蛙は特に何も考えていないようだが、だらしなく伸ばした舌の先にキジマが巻かれている。

あれにあのまま食われたらキジマは死ぬだろうか、多分死ぬんだろう。

キジマは叫んでいる。


「アサヌマさん!!やべーっス!てかマジヤバイんでアサヌマさんも《ドーリィ》キメて、こいつなんとかできる武器とか出してくださいよ!」


私は蛙の脳天に向かって拳銃を構えた。

タン、タンタン。

軽い音が三発。

命中したが反応はなし。

確かにレベル3だ。


「なにやってるんですか!レベル3には妄想でしか対抗できませんってば!!」


私はキジマに伝える。


「対象マシーン探して破壊してくるから、ちょっと待ってろ。」


「は?おい、ちょっと待てやアサヌマぁぁぁ!」


部下の暴言は聞こえなかったことにして私は走り出した。


***


現場に到着した時、そこには五メートルほどの赤い蛙がいた。

ノソノソと歩くと、蛙の足元の車がひしゃげる。

実体があるということだ。


ドリーマーの位置はわからない。

これだけのものが実体のまま動いてるんだから、近くにはいるのだろうが。


ゴウッ


突然、爆風が私の横を抜けた。

振り返るとキジマが蛙に向かってロケットランチャーをぶっ放したようだ。

そんな武器はもちろん常備していない。

キジマが“妄想して”出したのだ。



「そんなもの出すな、街に被害が出る。

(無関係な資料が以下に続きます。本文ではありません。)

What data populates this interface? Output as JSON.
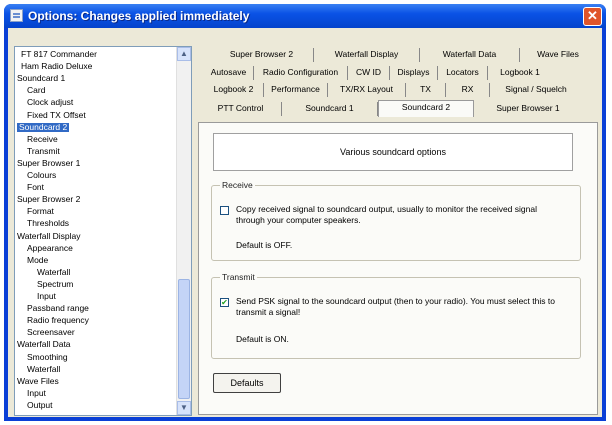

」


「大丈夫ですよおおお、あのガマ公にだけ当てればいいんでしょおお!」


ドーリィを服用しているためキジマの目の焦点はヤバい。

多分私の話は聞き入れないだろう、早くドリーマーを確保しなければ。


「あれはガマじゃなくて、アマガエルだ。」


「どっちでもいいですよう、蛙は蛙じゃないっすかあ」


私のどうでもいい訂正を無視して、キジマは叫びながら蛙へと距離を縮める。


「待て、不用意に近づくな。」


キジマは聞かない。


「こういうのは口の中にぶっぱなせば死にますよ!俺ゲームでやったことあるんでええ!


…あ。」


蛙の舌がだらりと伸びてキジマを捕らえた。

というのが今の状態だ。


普通の蛙なら捕らえた瞬間に食っているはずだが、キジマはだらしなく伸びた舌にぶらさがっている。


このドリーマーは蛙をよく知らないのかもしれない。

しかし、知らないにしても緩慢すぎる。

悪意あるドーリィ使用者ではなく、子供だろうか。